SQL Server EXISTS query to determine relationship

I have the following tables:
Foo
FooId INT PRIMARY KEY
FooRelationship
FooRelationshipId INT PRIMARY KEY IDENTITY
FooParentId INT FK
FooChildId INT FK
How would I write a query that would return every id from Foo and the status the record (whether it is a parent, a child or neither).
Rules:
A foo will only be a parent or a child or neither.
A foo can be the parent of multiple different foos.
A foo can not be the child of more than one foo.
I originally wrote this query:
SELECT
FooId,
CASE
WHEN Parent.FooRelationshipId IS NOT NULL THEN 'Parent'
WHEN Child.FooRelationshipId IS NOT NULL THEN 'Child'
ELSE 'Neither'
END
FROM Foo F
LEFT JOIN FooRelationship Parent ON F.FooId = Parent.FooParentId
LEFT JOIN FooRelationship Child ON F.Fooid = Child.FooParentId
This is broken because if a Foo is a parent to two other Foos then it returns that id twice.
How can I rewrite this to either not use a join or use an EXISTS or something.
Just use DISTINCT - this is a good use case for it.

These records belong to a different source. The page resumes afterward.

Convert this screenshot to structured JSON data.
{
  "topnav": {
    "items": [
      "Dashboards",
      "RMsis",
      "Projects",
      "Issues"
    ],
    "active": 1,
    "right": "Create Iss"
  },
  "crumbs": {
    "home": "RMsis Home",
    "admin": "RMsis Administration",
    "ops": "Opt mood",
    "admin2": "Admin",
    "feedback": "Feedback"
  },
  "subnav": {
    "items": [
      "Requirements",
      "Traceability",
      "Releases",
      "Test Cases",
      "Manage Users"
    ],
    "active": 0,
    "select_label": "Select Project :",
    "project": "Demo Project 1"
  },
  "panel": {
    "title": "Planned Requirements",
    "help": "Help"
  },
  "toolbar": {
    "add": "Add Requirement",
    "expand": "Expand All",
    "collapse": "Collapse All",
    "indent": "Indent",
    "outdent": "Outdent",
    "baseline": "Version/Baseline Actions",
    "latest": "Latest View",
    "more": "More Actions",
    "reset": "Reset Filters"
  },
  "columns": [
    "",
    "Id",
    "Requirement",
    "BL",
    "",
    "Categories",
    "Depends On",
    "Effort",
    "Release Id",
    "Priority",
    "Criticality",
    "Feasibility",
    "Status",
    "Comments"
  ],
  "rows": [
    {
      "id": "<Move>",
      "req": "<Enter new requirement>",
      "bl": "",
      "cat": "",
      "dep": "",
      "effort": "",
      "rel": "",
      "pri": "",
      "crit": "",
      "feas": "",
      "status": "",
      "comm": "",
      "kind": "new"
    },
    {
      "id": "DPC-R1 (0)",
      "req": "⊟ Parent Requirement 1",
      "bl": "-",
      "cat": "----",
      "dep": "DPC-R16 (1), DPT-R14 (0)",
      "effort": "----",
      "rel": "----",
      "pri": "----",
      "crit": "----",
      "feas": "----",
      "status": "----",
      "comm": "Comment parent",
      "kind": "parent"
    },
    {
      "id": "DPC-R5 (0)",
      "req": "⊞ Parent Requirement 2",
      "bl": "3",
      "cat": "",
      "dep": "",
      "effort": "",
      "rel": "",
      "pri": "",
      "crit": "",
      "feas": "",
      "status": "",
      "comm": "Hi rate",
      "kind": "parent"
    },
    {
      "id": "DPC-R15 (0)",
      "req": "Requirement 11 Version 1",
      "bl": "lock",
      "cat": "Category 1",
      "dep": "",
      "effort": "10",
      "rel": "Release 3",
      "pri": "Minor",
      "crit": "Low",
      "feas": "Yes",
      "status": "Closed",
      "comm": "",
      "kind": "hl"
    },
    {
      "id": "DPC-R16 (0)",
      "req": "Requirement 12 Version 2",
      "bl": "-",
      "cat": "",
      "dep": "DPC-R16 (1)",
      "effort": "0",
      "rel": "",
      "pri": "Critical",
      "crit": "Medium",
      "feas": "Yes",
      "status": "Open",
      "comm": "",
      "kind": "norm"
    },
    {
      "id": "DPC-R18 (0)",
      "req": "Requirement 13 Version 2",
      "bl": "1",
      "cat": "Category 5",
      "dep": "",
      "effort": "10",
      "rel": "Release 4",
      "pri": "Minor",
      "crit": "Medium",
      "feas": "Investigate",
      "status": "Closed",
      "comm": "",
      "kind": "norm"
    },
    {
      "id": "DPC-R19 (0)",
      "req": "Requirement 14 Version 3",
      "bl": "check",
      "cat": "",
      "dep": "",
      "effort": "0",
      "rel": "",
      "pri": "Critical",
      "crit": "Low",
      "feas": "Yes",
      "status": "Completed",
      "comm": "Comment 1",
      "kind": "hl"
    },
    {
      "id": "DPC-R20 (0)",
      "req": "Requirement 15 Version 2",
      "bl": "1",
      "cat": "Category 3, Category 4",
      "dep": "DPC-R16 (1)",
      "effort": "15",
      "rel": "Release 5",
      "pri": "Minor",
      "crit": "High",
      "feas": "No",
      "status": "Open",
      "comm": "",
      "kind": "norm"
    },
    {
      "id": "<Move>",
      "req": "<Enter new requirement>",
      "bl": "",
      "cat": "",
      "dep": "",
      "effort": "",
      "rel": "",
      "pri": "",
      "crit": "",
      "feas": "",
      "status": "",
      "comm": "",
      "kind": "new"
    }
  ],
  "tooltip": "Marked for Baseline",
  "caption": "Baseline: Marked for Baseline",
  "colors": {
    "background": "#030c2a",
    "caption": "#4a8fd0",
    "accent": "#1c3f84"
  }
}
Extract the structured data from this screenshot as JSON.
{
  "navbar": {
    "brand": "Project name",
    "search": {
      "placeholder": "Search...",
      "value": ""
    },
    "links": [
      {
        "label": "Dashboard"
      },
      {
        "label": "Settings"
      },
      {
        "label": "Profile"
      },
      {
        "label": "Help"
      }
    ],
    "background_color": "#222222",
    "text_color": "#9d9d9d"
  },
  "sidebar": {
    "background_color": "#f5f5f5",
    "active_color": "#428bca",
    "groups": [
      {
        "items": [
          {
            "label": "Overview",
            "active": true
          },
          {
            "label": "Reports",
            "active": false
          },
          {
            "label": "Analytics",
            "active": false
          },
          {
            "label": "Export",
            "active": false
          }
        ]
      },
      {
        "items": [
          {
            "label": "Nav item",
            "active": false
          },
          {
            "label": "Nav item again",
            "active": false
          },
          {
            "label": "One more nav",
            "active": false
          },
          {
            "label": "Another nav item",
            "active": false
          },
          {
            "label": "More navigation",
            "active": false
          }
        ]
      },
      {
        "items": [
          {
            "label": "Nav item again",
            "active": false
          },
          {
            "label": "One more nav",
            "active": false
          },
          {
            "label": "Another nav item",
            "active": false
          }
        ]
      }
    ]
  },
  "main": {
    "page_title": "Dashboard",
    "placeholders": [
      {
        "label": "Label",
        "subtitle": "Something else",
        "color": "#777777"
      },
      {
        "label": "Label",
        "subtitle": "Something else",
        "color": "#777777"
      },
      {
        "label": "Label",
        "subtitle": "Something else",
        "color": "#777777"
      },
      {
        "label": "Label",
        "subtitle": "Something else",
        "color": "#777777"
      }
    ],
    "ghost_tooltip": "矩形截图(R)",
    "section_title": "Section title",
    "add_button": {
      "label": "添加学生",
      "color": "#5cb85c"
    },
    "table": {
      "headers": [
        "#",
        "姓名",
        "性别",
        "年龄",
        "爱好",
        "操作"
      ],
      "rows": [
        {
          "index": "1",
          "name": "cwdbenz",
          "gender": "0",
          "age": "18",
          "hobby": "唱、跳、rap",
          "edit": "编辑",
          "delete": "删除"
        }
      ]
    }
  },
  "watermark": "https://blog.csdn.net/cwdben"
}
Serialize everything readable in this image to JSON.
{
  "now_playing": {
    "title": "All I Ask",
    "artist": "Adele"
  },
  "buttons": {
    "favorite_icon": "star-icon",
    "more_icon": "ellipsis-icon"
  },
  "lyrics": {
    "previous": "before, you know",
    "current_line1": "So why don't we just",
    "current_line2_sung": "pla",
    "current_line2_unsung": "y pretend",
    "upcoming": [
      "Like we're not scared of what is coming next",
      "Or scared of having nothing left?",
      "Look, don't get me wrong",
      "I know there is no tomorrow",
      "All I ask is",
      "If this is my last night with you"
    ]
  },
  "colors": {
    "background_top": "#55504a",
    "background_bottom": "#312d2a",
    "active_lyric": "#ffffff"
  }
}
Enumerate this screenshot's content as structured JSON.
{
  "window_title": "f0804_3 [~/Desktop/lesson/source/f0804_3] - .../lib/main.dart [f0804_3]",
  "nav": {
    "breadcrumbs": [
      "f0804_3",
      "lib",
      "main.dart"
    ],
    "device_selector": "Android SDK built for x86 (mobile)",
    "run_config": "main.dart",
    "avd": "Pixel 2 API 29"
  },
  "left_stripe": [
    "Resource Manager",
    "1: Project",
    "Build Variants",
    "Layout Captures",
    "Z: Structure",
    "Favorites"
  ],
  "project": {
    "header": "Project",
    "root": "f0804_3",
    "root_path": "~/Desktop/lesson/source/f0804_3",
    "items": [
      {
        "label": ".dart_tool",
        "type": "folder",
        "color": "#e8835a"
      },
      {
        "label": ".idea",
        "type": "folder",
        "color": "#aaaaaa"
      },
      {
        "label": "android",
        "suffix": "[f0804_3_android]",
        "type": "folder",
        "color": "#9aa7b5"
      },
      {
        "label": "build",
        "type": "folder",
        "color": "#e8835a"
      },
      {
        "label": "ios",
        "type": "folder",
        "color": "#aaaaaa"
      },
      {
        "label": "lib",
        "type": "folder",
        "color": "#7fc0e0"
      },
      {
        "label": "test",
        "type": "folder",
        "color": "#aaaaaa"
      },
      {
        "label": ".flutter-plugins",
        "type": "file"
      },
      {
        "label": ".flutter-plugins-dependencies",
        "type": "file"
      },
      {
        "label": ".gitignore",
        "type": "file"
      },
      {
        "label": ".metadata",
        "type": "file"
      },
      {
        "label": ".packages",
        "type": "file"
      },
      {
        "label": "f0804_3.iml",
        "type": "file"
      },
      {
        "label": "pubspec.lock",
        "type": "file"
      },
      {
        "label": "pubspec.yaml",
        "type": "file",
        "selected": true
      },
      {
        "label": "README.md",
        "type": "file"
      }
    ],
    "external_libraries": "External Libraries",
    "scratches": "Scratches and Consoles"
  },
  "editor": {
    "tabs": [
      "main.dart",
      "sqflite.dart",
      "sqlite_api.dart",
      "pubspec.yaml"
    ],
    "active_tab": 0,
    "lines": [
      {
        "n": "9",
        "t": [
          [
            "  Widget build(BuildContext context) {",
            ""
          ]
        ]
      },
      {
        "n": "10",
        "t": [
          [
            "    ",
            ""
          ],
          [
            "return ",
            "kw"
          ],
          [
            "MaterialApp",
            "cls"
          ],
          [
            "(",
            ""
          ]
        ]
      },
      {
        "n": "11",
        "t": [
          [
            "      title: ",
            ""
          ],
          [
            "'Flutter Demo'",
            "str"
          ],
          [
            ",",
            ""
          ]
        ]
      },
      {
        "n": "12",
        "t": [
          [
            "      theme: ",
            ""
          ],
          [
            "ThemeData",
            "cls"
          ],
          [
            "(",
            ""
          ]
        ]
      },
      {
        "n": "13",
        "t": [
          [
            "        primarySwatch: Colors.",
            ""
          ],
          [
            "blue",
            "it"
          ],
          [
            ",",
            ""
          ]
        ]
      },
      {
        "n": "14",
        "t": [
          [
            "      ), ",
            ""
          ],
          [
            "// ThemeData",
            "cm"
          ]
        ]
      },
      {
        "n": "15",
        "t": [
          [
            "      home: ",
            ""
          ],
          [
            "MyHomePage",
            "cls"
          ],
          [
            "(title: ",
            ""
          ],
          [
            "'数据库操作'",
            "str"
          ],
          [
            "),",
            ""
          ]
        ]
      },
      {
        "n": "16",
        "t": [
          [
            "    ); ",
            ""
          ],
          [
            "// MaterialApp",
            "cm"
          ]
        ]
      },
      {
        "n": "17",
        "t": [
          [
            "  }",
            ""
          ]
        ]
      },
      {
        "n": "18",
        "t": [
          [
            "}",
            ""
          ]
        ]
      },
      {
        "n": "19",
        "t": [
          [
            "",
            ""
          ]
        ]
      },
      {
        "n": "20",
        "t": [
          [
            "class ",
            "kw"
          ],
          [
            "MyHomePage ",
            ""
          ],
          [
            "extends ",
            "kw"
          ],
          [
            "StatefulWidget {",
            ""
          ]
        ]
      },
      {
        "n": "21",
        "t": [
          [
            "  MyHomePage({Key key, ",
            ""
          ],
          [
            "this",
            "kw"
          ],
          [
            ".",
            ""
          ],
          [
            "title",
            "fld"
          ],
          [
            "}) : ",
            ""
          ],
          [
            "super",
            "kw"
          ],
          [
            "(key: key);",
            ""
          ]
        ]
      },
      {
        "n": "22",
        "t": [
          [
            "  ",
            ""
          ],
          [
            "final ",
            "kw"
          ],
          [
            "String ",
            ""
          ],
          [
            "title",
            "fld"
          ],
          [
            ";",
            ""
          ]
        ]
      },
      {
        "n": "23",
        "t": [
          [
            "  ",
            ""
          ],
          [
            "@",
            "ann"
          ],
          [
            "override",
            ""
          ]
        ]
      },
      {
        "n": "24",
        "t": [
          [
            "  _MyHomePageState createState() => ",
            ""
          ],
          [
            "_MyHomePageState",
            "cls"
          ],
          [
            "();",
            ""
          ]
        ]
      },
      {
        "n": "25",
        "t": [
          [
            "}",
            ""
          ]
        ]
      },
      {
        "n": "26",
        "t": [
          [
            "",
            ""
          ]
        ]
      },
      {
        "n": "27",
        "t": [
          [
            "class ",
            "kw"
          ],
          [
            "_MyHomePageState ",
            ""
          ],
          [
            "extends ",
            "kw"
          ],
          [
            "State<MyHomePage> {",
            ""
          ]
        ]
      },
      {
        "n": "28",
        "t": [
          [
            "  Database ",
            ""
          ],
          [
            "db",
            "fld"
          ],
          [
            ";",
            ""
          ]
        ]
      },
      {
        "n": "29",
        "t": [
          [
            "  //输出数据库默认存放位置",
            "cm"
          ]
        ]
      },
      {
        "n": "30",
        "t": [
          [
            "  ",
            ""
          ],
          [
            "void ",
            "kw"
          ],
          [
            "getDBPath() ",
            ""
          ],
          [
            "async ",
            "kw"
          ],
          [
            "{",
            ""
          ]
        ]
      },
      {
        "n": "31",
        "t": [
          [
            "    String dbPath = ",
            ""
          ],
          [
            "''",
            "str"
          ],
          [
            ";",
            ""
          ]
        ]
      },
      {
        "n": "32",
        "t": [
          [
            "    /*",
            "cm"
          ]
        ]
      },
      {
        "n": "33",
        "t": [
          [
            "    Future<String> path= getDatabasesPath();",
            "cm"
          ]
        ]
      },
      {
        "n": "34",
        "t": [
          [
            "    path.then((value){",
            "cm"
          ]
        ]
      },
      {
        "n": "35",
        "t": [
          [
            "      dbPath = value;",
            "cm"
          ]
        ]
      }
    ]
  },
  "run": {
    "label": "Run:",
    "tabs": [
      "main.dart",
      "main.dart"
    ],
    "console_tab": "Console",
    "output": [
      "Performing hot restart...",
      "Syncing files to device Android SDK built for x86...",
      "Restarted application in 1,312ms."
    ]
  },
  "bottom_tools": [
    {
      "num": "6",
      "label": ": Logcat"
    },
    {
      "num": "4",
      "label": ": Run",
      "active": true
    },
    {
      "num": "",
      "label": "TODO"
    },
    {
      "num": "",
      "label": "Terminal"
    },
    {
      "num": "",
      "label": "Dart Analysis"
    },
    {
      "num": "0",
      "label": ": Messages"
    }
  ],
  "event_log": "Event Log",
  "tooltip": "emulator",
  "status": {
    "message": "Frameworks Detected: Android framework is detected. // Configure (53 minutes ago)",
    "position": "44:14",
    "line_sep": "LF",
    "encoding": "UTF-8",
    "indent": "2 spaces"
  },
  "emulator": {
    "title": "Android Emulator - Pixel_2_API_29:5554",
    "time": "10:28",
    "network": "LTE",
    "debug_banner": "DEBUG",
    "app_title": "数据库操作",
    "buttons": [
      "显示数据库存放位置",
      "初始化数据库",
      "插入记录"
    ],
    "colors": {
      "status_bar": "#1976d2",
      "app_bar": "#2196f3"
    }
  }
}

You can't use EXISTS since you actually need to pull the data from both tables:
SELECT DISTINCT
FooId,
CASE
WHEN Parent.FooRelationshipId IS NOT NULL THEN 'Parent'
WHEN Child.FooRelationshipId IS NOT NULL THEN 'Child'
ELSE 'Neither'
END
FROM Foo F
LEFT JOIN FooRelationship Parent ON F.FooId = Parent.FooParentId
LEFT JOIN FooRelationship Child ON F.Fooid = Child.FooParentId
I'm not normally a big fan of DISTINCT because it's often used to hide messy data, but I think this is an appropriate use for it.
Be warned it may slow things down dramatically if you are using it across a large number of fields and rows.
If you want to get just these values and then populate the rest of the rows as well, you can do a subquery for the relationship logic:
SELECT s.FooID, s.Relationship, T.*
FROM Table T
INNER JOIN (SELECT DISTINCT
FooId,
CASE
WHEN Parent.FooRelationshipId IS NOT NULL THEN 'Parent'
WHEN Child.FooRelationshipId IS NOT NULL THEN 'Child'
ELSE 'Neither'
END as [Relationship]
FROM Foo F
LEFT JOIN FooRelationship Parent ON F.FooId = Parent.FooParentId
LEFT JOIN FooRelationship Child ON F.Fooid = Child.FooParentId) s
ON s.FooId = t.FooID
Try to use SELECT DISTINCT FooID, ...
it will return just one FooID in case that you mentioned as problematic
Just modify your existing query to do a select distinct instead of a plain select.